Marcus King: Mitch Conrad.
“The chemistry of the musicians was there immediately, so we just needed to put a mic in the room and go.”

Your back-catalog is so strong it must be hard to narrow down songs.
We write a guide each night, but whether we stick to it or go off course depends on audience participation and how much we’re feeling it from the room. Sometimes we find ourselves in interesting territory. I don’t like being locked into one thing or another. We have a group that can change speeds at the drop of a hat. We work well together in that way; we’re able to go into something completely different. We have a setlist for if we aren’t feeling any reciprocation, which isn’t very often, thank God. There are certain things that work well for the show.

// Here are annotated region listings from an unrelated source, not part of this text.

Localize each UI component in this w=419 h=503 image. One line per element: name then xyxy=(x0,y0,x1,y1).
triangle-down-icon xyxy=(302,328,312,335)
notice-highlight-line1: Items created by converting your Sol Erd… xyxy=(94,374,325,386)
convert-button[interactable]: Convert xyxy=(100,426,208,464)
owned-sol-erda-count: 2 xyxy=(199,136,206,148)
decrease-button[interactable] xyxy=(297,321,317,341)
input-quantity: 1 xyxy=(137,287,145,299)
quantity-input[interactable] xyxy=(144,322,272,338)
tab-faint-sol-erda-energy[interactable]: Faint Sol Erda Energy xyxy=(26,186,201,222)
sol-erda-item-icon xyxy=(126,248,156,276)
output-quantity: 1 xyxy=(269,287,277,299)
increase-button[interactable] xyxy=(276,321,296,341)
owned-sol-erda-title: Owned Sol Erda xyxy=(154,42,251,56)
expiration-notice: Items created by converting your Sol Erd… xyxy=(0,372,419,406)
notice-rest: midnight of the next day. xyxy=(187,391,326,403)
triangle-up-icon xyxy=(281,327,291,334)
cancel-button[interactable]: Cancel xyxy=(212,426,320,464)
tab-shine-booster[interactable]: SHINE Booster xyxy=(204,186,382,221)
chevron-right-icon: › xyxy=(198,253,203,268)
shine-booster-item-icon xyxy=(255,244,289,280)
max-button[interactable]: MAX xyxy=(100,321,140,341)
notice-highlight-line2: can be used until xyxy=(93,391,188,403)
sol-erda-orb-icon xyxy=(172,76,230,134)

What are your plans for the near future?
I’ll be working on the next album. That’s pretty much it. Writing about everything and keeping busy on the road. We’re on a really big U.S. run. I love being able to share the stage with my friends and mentors. It’s always a treat. I know what music has done for me, so if I can, in any way, contribute to music that can help people or contribute to people’s mental health growth, I’m honored to take part in that. No matter how lonely you feel, there’s always someone who will be there for you. Often, it’s a record. There’s always a guest amplifier in my trailer.